On that unlucky morning he awoke at dawn, as was his custom in the Republic of Gran Dolores, when the sun first flashed over the horizon of the tepid Bay of Esperanza. He rolled over to reach for his rupsack only to notice that it was missing. The thieves had taken everything except his juggling clubs, his passport which he kept in the front pocket of his sliced and tattered trousers and the olive green army blanket which he had tightly wrapped around himself. A weary groan involuntarily leapt out of his throat. After waiting five months at the end of a continent for a northbound banana boat, he was too indifferent to be surprised or angered by anything that happened on the streets of Puerto Esperanza.

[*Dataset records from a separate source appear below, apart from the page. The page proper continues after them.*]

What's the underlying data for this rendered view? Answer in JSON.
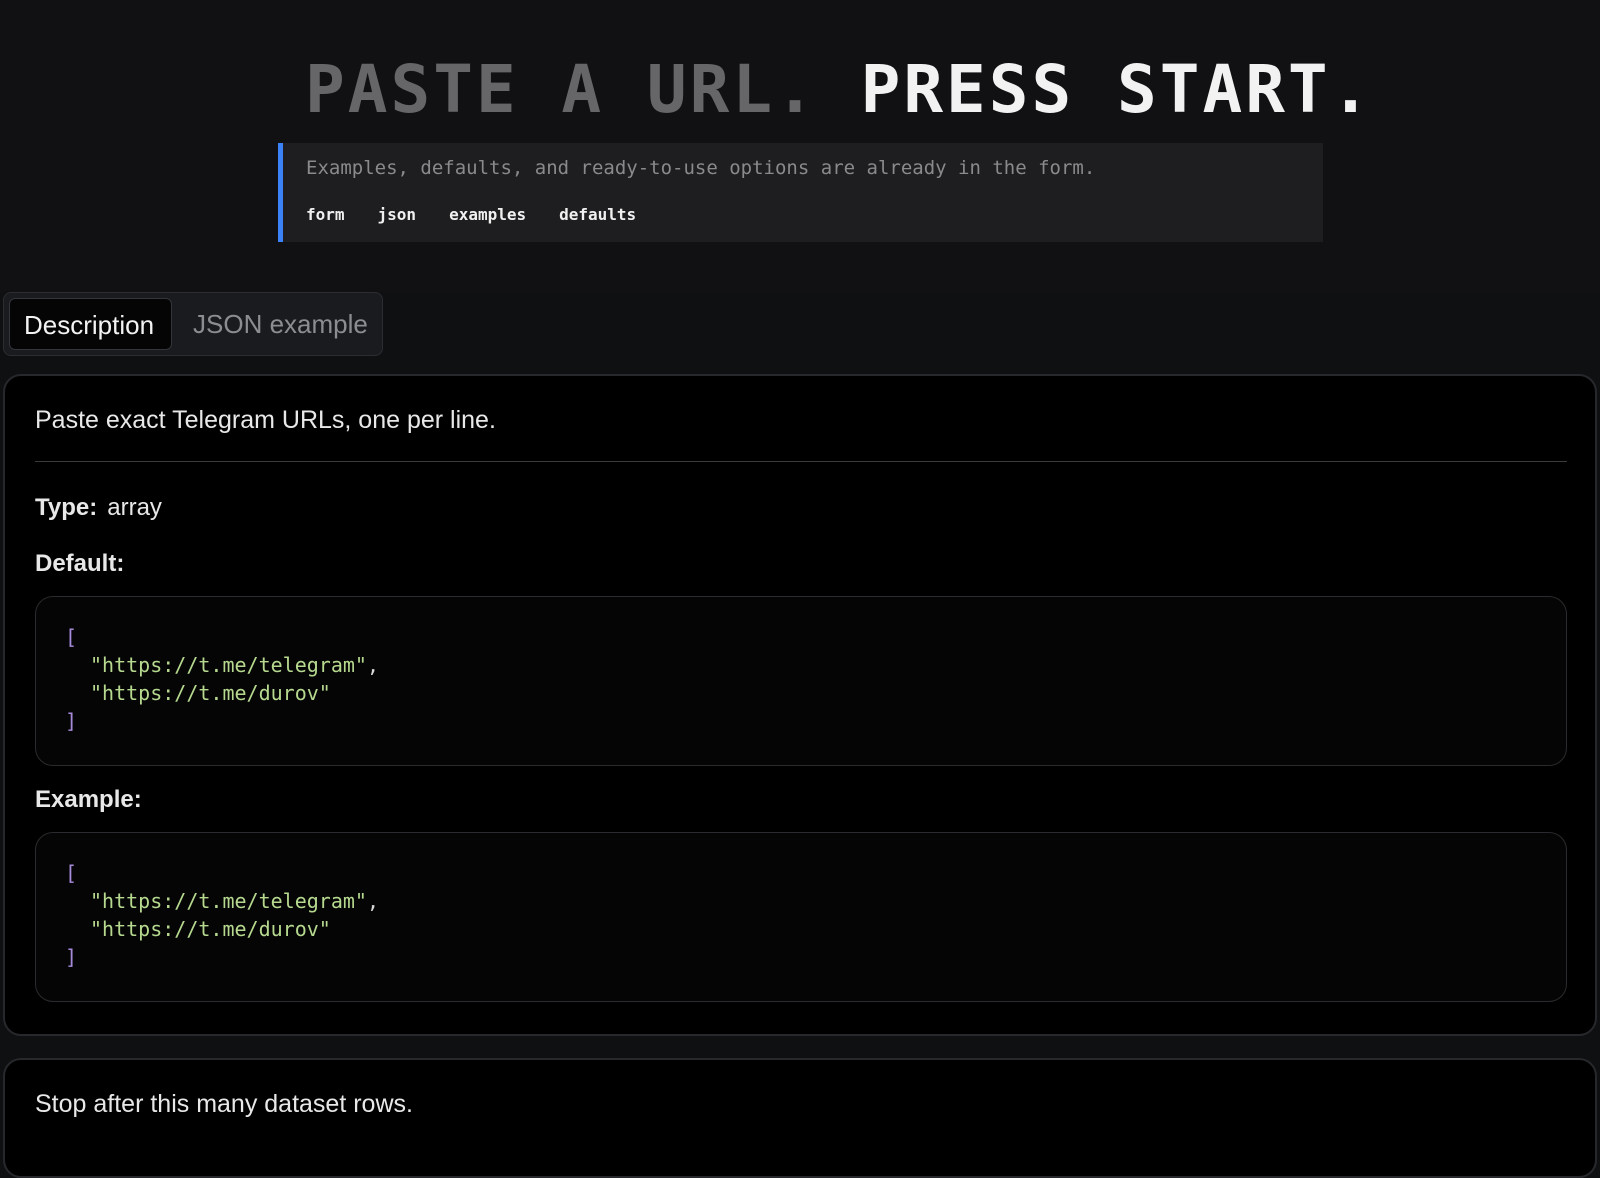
{
  "hero": {
    "headline_dim": "PASTE A URL.",
    "headline_bright": "PRESS START.",
    "callout_text": "Examples, defaults, and ready-to-use options are already in the form.",
    "callout_links": [
      "form",
      "json",
      "examples",
      "defaults"
    ]
  },
  "tabs": {
    "active": "Description",
    "inactive": "JSON example"
  },
  "field1": {
    "description": "Paste exact Telegram URLs, one per line.",
    "type_label": "Type:",
    "type_value": "array",
    "default_label": "Default:",
    "example_label": "Example:",
    "default_code": {
      "open": "[",
      "items": [
        "\"https://t.me/telegram\"",
        "\"https://t.me/durov\""
      ],
      "separators": [
        ",",
        ""
      ],
      "close": "]"
    },
    "example_code": {
      "open": "[",
      "items": [
        "\"https://t.me/telegram\"",
        "\"https://t.me/durov\""
      ],
      "separators": [
        ",",
        ""
      ],
      "close": "]"
    }
  },
  "field2": {
    "description": "Stop after this many dataset rows."
  },
  "colors": {
    "accent": "#3b82f6",
    "code_bracket": "#a78bda",
    "code_string": "#b6d98f"
  }
}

Seagulls circled overhead on the warm breeze as he grabbed his remaining possessions and made his way across a lot covered with weeds, shards of broken glass, discarded condoms and empty glue bottles. Clusters of ragged, barefoot children were curled up in the doorways of closed storefronts along Avenida Simon Bolivar. A lone, ancient street vendor moved slowly down one side of the desolate street. In the distance the Knossos II, an air-conditioned cruise ship, was anchored just offshore with its cargo of several dozen spirited young missionaries.
"Helados, helados," the street vendor called out to no one in particular. "A peso, a peso."
The withered old man wore frayed sandals and a few scraggly white whiskers sprouted at the point of his chin. He disappeared around the corner, the rattle of his cart drowned out by the ravenous, impatient screeching of the gulls.
The stalls around the Plaza Central were always the first to open in the morning. Argo plopped down in his regular seat in the back corner of Comedor Buena Suerte. He brushed his long, bedraggled blond hair out of his face and scratched his beard as he mulled over his situation. Ham and eggs were sizzling on the large black grill behind the counter.
"Oh amigo, you look like you had a tough night."
It was Horacio, a stout, cheerful, middle-aged father of 8 who was convinced that he was going to die a very rich man. He worked at the grill from dawn until dusk. In the evenings, he worked on commission selling stolen sewing machines from door-to-door for his brother-in-law, a police officer.
"Everything was fine," Argo said, "until I woke up."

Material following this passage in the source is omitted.